Local initiatives by drug shops

In working with the commercial sector, the possibility that some private providers might use the intervention to promote their business which may inadvertently affect the delivery of the intervention should not be overlooked. For example, we found that in addition to the initial community sensitization undertaken as part of the planned intervention, some DSVs independently utilized local radios to advertise the intervention, or advertised their services in community meetings, church and women’s groups. In some cases, DSVs also chose to advertise the price of mRDTs and ACTs. This was considered an innovation and we subsequently attempted to document this for each DSV in order to assess any possible influence this had on the success of patient recruitment, as part of the process evaluation.

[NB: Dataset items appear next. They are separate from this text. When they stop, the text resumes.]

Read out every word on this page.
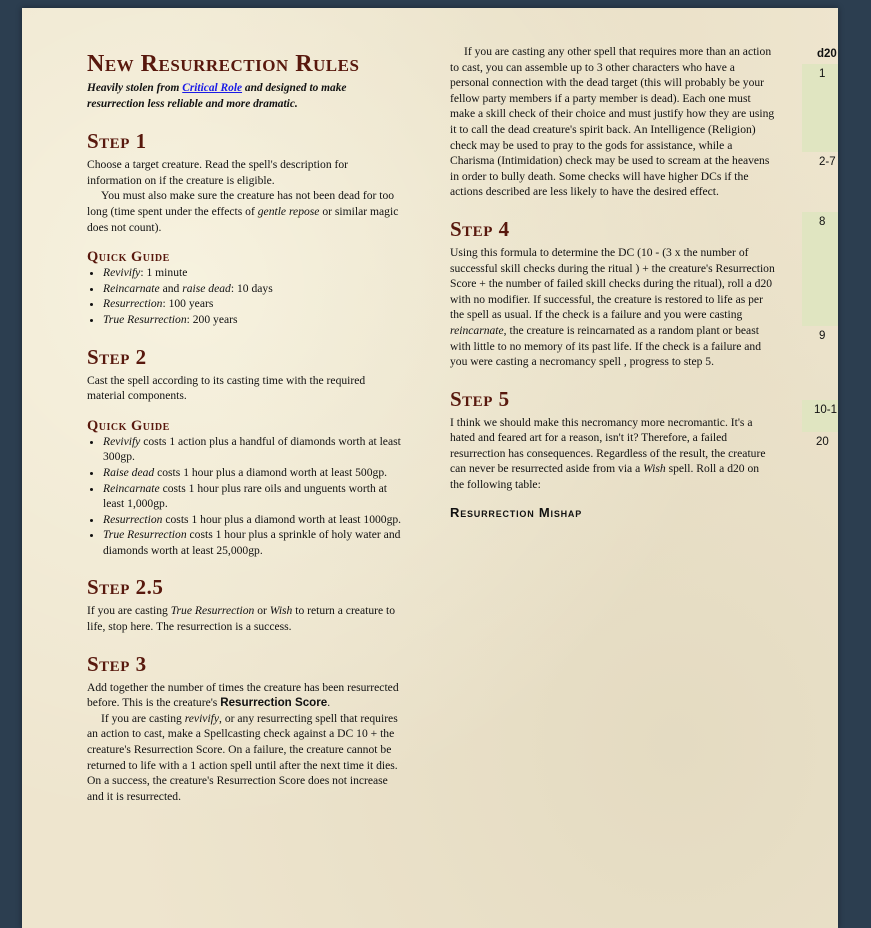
New Resurrection Rules

Heavily stolen from Critical Role and designed to make resurrection less reliable and more dramatic.

Step 1

Choose a target creature. Read the spell's description for information on if the creature is eligible.

You must also make sure the creature has not been dead for too long (time spent under the effects of gentle repose or similar magic does not count).

Quick Guide
• Revivify: 1 minute
• Reincarnate and raise dead: 10 days
• Resurrection: 100 years
• True Resurrection: 200 years
Step 2

Cast the spell according to its casting time with the required material components.

Quick Guide
• Revivify costs 1 action plus a handful of diamonds worth at least 300gp.
• Raise dead costs 1 hour plus a diamond worth at least 500gp.
• Reincarnate costs 1 hour plus rare oils and unguents worth at least 1,000gp.
• Resurrection costs 1 hour plus a diamond worth at least 1000gp.
• True Resurrection costs 1 hour plus a sprinkle of holy water and diamonds worth at least 25,000gp.
Step 2.5

If you are casting True Resurrection or Wish to return a creature to life, stop here. The resurrection is a success.

Step 3

Add together the number of times the creature has been resurrected before. This is the creature's Resurrection Score.

If you are casting revivify, or any resurrecting spell that requires an action to cast, make a Spellcasting check against a DC 10 + the creature's Resurrection Score. On a failure, the creature cannot be returned to life with a 1 action spell until after the next time it dies. On a success, the creature's Resurrection Score does not increase and it is resurrected.

If you are casting any other spell that requires more than an action to cast, you can assemble up to 3 other characters who have a personal connection with the dead target (this will probably be your fellow party members if a party member is dead). Each one must make a skill check of their choice and must justify how they are using it to call the dead creature's spirit back. An Intelligence (Religion) check may be used to pray to the gods for assistance, while a Charisma (Intimidation) check may be used to scream at the heavens in order to bully death. Some checks will have higher DCs if the actions described are less likely to have the desired effect.

Step 4

Using this formula to determine the DC (10 - (3 x the number of successful skill checks during the ritual ) + the creature's Resurrection Score + the number of failed skill checks during the ritual), roll a d20 with no modifier. If successful, the creature is restored to life as per the spell as usual. If the check is a failure and you were casting reincarnate, the creature is reincarnated as a random plant or beast with little to no memory of its past life. If the check is a failure and you were casting a necromancy spell , progress to step 5.

Step 5

I think we should make this necromancy more necromantic. It's a hated and feared art for a reason, isn't it? Therefore, a failed resurrection has consequences. Regardless of the result, the creature can never be resurrected aside from via a Wish spell. Roll a d20 on the following table:

Resurrection Mishap
d20
1
2-7
8
9
10-1
20
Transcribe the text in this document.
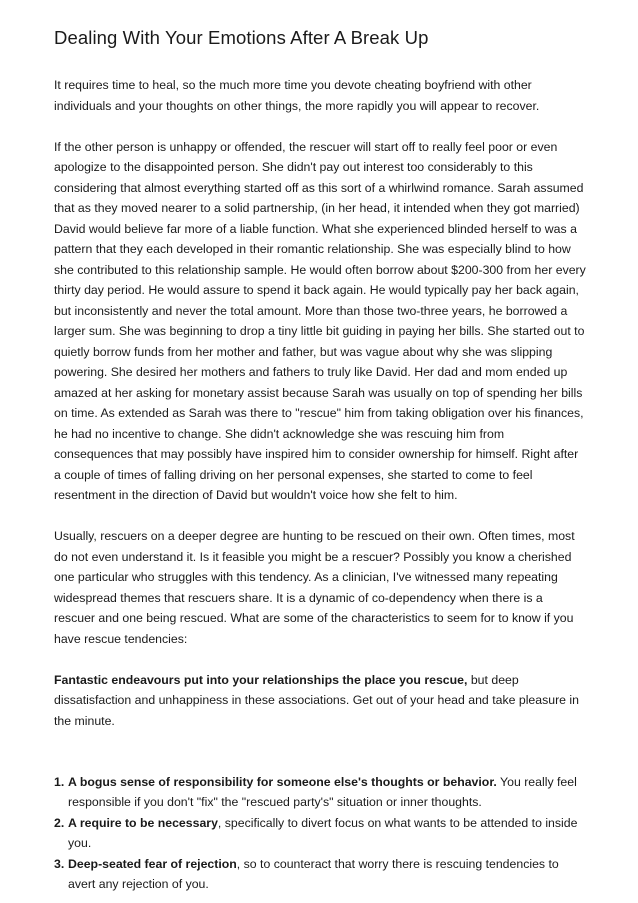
Dealing With Your Emotions After A Break Up

It requires time to heal, so the much more time you devote cheating boyfriend with other individuals and your thoughts on other things, the more rapidly you will appear to recover.

If the other person is unhappy or offended, the rescuer will start off to really feel poor or even apologize to the disappointed person. She didn't pay out interest too considerably to this considering that almost everything started off as this sort of a whirlwind romance. Sarah assumed that as they moved nearer to a solid partnership, (in her head, it intended when they got married) David would believe far more of a liable function. What she experienced blinded herself to was a pattern that they each developed in their romantic relationship. She was especially blind to how she contributed to this relationship sample. He would often borrow about $200-300 from her every thirty day period. He would assure to spend it back again. He would typically pay her back again, but inconsistently and never the total amount. More than those two-three years, he borrowed a larger sum. She was beginning to drop a tiny little bit guiding in paying her bills. She started out to quietly borrow funds from her mother and father, but was vague about why she was slipping powering. She desired her mothers and fathers to truly like David. Her dad and mom ended up amazed at her asking for monetary assist because Sarah was usually on top of spending her bills on time. As extended as Sarah was there to "rescue" him from taking obligation over his finances, he had no incentive to change. She didn't acknowledge she was rescuing him from consequences that may possibly have inspired him to consider ownership for himself. Right after a couple of times of falling driving on her personal expenses, she started to come to feel resentment in the direction of David but wouldn't voice how she felt to him.

Usually, rescuers on a deeper degree are hunting to be rescued on their own. Often times, most do not even understand it. Is it feasible you might be a rescuer? Possibly you know a cherished one particular who struggles with this tendency. As a clinician, I've witnessed many repeating widespread themes that rescuers share. It is a dynamic of co-dependency when there is a rescuer and one being rescued. What are some of the characteristics to seem for to know if you have rescue tendencies:

Fantastic endeavours put into your relationships the place you rescue, but deep dissatisfaction and unhappiness in these associations. Get out of your head and take pleasure in the minute.

1. A bogus sense of responsibility for someone else's thoughts or behavior. You really feel responsible if you don't "fix" the "rescued party's" situation or inner thoughts.
2. A require to be necessary, specifically to divert focus on what wants to be attended to inside you.
3. Deep-seated fear of rejection, so to counteract that worry there is rescuing tendencies to avert any rejection of you.
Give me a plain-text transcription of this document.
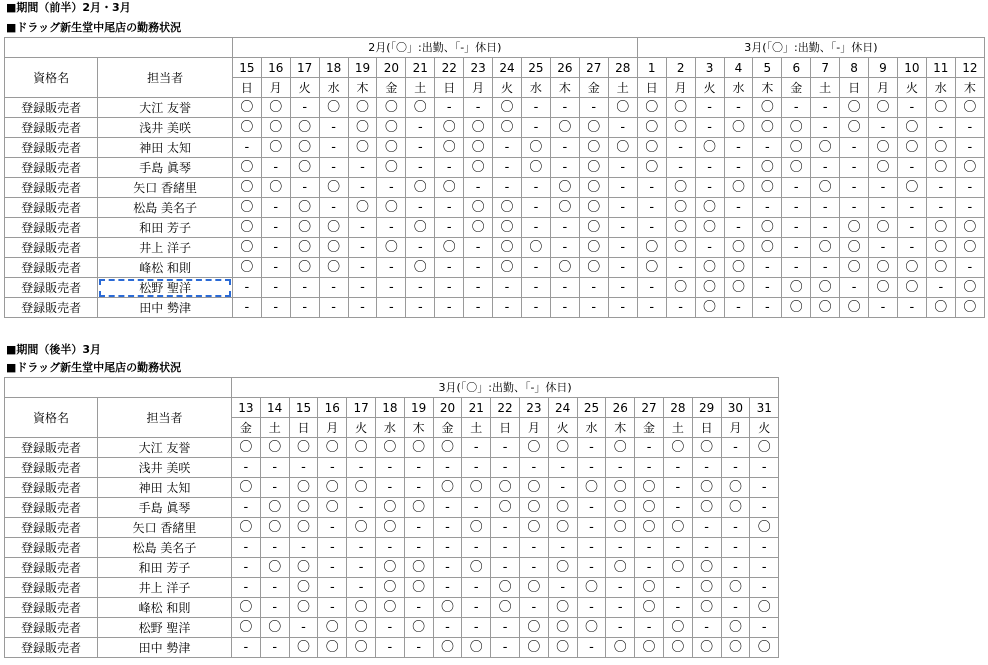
■期間（前半）2月・3月
■ドラッグ新生堂中尾店の勤務状況
		2月(「〇」:出勤、「-」休日)														3月(「〇」:出勤、「-」休日)											
資格名	担当者	15	16	17	18	19	20	21	22	23	24	25	26	27	28	1	2	3	4	5	6	7	8	9	10	11	12
		日	月	火	水	木	金	土	日	月	火	水	木	金	土	日	月	火	水	木	金	土	日	月	火	水	木
登録販売者	大江 友誉	〇	〇	-	〇	〇	〇	〇	-	-	〇	-	-	-	〇	〇	〇	-	-	〇	-	-	〇	〇	-	〇	〇
登録販売者	浅井 美咲	〇	〇	〇	-	〇	〇	-	〇	〇	〇	-	〇	〇	-	〇	〇	-	〇	〇	〇	-	〇	-	〇	-	-
登録販売者	神田 太知	-	〇	〇	-	〇	〇	-	〇	〇	-	〇	-	〇	〇	〇	-	〇	-	-	〇	〇	-	〇	〇	〇	-
登録販売者	手島 眞琴	〇	-	〇	-	-	〇	-	-	〇	-	〇	-	〇	-	〇	-	-	-	〇	〇	-	-	〇	-	〇	〇
登録販売者	矢口 香緒里	〇	〇	-	〇	-	-	〇	〇	-	-	-	〇	〇	-	-	〇	-	〇	〇	-	〇	-	-	〇	-	-
登録販売者	松島 美名子	〇	-	〇	-	〇	〇	-	-	〇	〇	-	〇	〇	-	-	〇	〇	-	-	-	-	-	-	-	-	-
登録販売者	和田 芳子	〇	-	〇	〇	-	-	〇	-	〇	〇	-	-	〇	-	-	〇	〇	-	〇	-	-	〇	〇	-	〇	〇
登録販売者	井上 洋子	〇	-	〇	〇	-	〇	-	〇	-	〇	〇	-	〇	-	〇	〇	-	〇	〇	-	〇	〇	-	-	〇	〇
登録販売者	峰松 和則	〇	-	〇	〇	-	-	〇	-	-	〇	-	〇	〇	-	〇	-	〇	〇	-	-	-	〇	〇	〇	〇	-
登録販売者	松野 聖洋	-	-	-	-	-	-	-	-	-	-	-	-	-	-	-	〇	〇	〇	-	〇	〇	-	〇	〇	-	〇
登録販売者	田中 勢津	-	-	-	-	-	-	-	-	-	-	-	-	-	-	-	-	〇	-	-	〇	〇	〇	-	-	〇	〇
■期間（後半）3月
■ドラッグ新生堂中尾店の勤務状況
		3月(「〇」:出勤、「-」休日)																		
資格名	担当者	13	14	15	16	17	18	19	20	21	22	23	24	25	26	27	28	29	30	31
		金	土	日	月	火	水	木	金	土	日	月	火	水	木	金	土	日	月	火
登録販売者	大江 友誉	〇	〇	〇	〇	〇	〇	〇	〇	-	-	〇	〇	-	〇	-	〇	〇	-	〇
登録販売者	浅井 美咲	-	-	-	-	-	-	-	-	-	-	-	-	-	-	-	-	-	-	-
登録販売者	神田 太知	〇	-	〇	〇	〇	-	-	〇	〇	〇	〇	-	〇	〇	〇	-	〇	〇	-
登録販売者	手島 眞琴	-	〇	〇	〇	-	〇	〇	-	-	〇	〇	〇	-	〇	〇	-	〇	〇	-
登録販売者	矢口 香緒里	〇	〇	〇	-	〇	〇	-	-	〇	-	〇	〇	-	〇	〇	〇	-	-	〇
登録販売者	松島 美名子	-	-	-	-	-	-	-	-	-	-	-	-	-	-	-	-	-	-	-
登録販売者	和田 芳子	-	〇	〇	-	-	〇	〇	-	〇	-	-	〇	-	〇	-	〇	〇	-	-
登録販売者	井上 洋子	-	-	〇	-	-	〇	〇	-	-	〇	〇	-	〇	-	〇	-	〇	〇	-
登録販売者	峰松 和則	〇	-	〇	-	〇	〇	-	〇	-	〇	-	〇	-	-	〇	-	〇	-	〇
登録販売者	松野 聖洋	〇	〇	-	〇	〇	-	〇	-	-	-	〇	〇	〇	-	-	〇	-	〇	-
登録販売者	田中 勢津	-	-	〇	〇	〇	-	-	〇	〇	-	〇	〇	-	〇	〇	〇	〇	〇	〇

Context of the intervention

The context in which a trial occurs needs also be considered. For example, treatment-seeking for malaria treatment and acceptability of mRDT testing at drug shops are both likely to be influenced by diagnostic and treatment practices in local health facilities, as well as by temporal fluctuations in the availability of mRDTs and ACTs in the public sector. From the baseline study, DSVs were not stocking and using mRDTs [22]. To stabilize this effect on study endpoints over the duration of trial, we found it was necessary to periodically supplement government supplies of mRDTs and ACTs to avoid stock-outs, which had major cost implications for the study. To understand the broader social context, we also undertook a discourse analysis to examine how drug shops were usually portrayed in the national media and policy documents over the time period of the study.

Within the trial itself, as part of the evaluation of this complex intervention a number of contextual aspects were investigated to situate the intervention within the overall public health goal of increasing access to prompt effective malaria treatment. In the study, epidemiological, economic and socio-behavioral analyses were undertaken to provide a comprehensive evaluation. The results of these studies will help policymakers to make a decision on the deployment of ACT and mRDTs in home-based management of malaria in different settings. Research findings will also help to identify how to achieve maximal coverage of correct and appropriate malarial treatment and to minimize misuse of ACT.

Conclusions

This trial aimed to answer a ‘simple’ policy-relevant question of whether mRDT should be introduced at drug shops. The design of the intervention and the trial to evaluate this was far from simple, and our account of this here illustrates the network of people, materials, resources, protocols and logistics that need to be coordinated for such an intervention trial to be enacted.